わかってる。奴以外など誰もいない。家族みんなも暗黙の了解であることは確かだ。……悔しいから言わないけど。


最初はそういう対象にはならないだろうと思っていたが、そうでもなさそうだと言う事にも薄々気づいてはいる。セリィナは公爵令嬢とはいえ三女だし、必ず相手が高貴でなければならないと言う訳ではないが……。


「結婚相手が、元孤児のおねぇ。なんてなったら、それはそれで何を言われるか……」


自分が与えた仮の名前と地位は、あくまでもカモフラージュの物であって本物ではない。パーティーのエスコートは出来ても本物の婚約者にするにはまだ問題があるのだ。

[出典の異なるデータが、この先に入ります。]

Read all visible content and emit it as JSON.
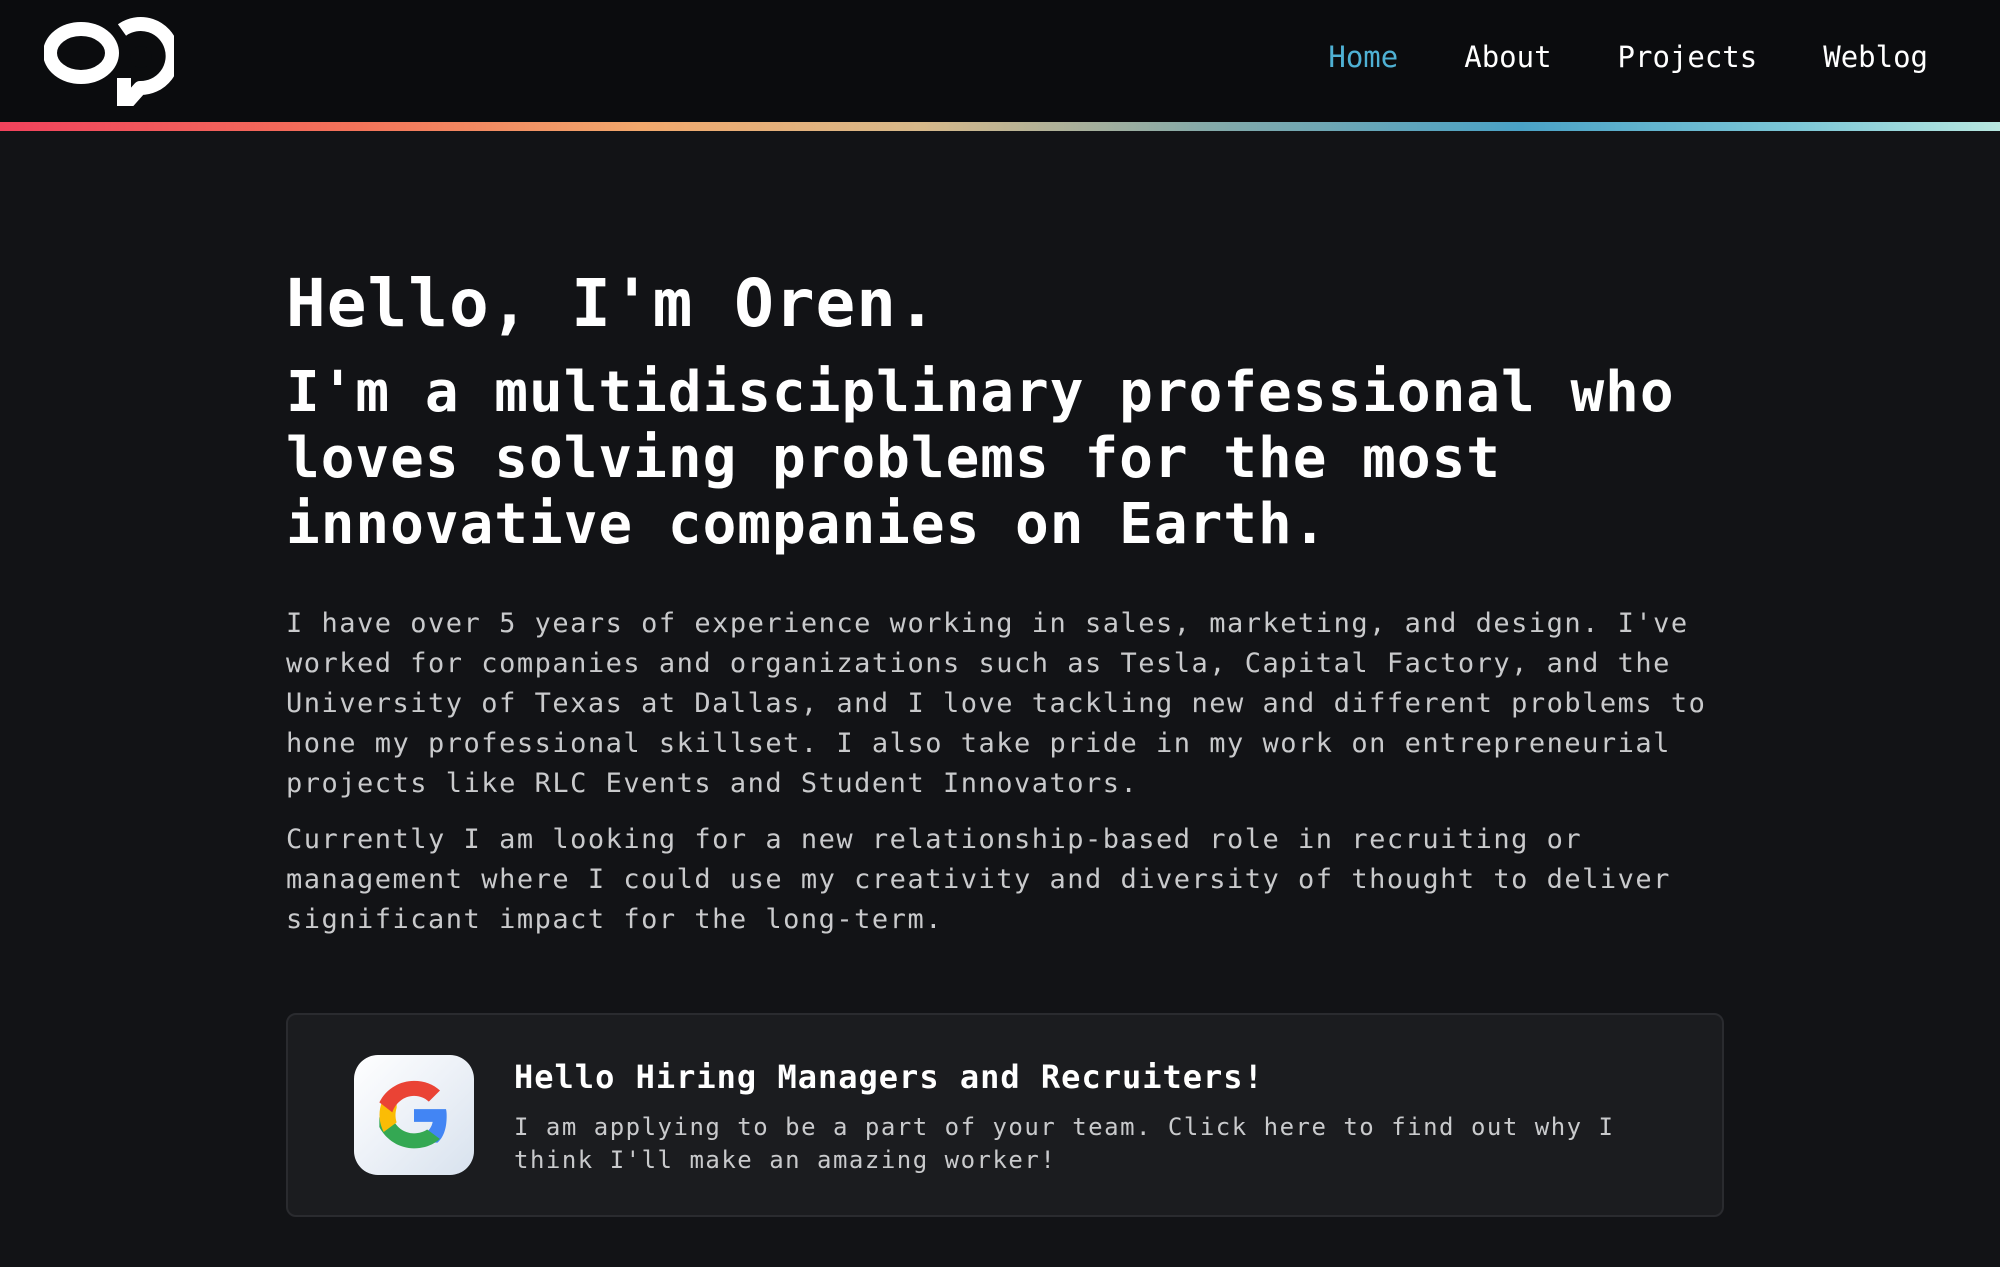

「旦那様、変顔をなされているところ申し訳ございませんが緊急な案件でございます」


そんな深いため息をついて頭を抱えるアバーライン公爵の元へ、老執事ロナウドが1通の手紙を渡した。


「え、そんな変顔してた?」


「はい、セリィナお嬢様がご覧になったら泣き出しそうなほどには」


軽口を言いながらも神妙な顔で渡して来た手紙には見慣れぬ名前が記してあり……それを見たアバーライン公爵も真面目な顔でロナウドに視線を向けた。


「これは?」


この国の物ではない蝋封の印に、見慣れぬ名前。封を切り、中を確認するとアバーライン公爵は複雑そうに眉間に皺を寄せた。


「なんと、これは……」


その手紙がライルとセリィナの運命を大きく変えてしまうことなど、まだ誰も知らない。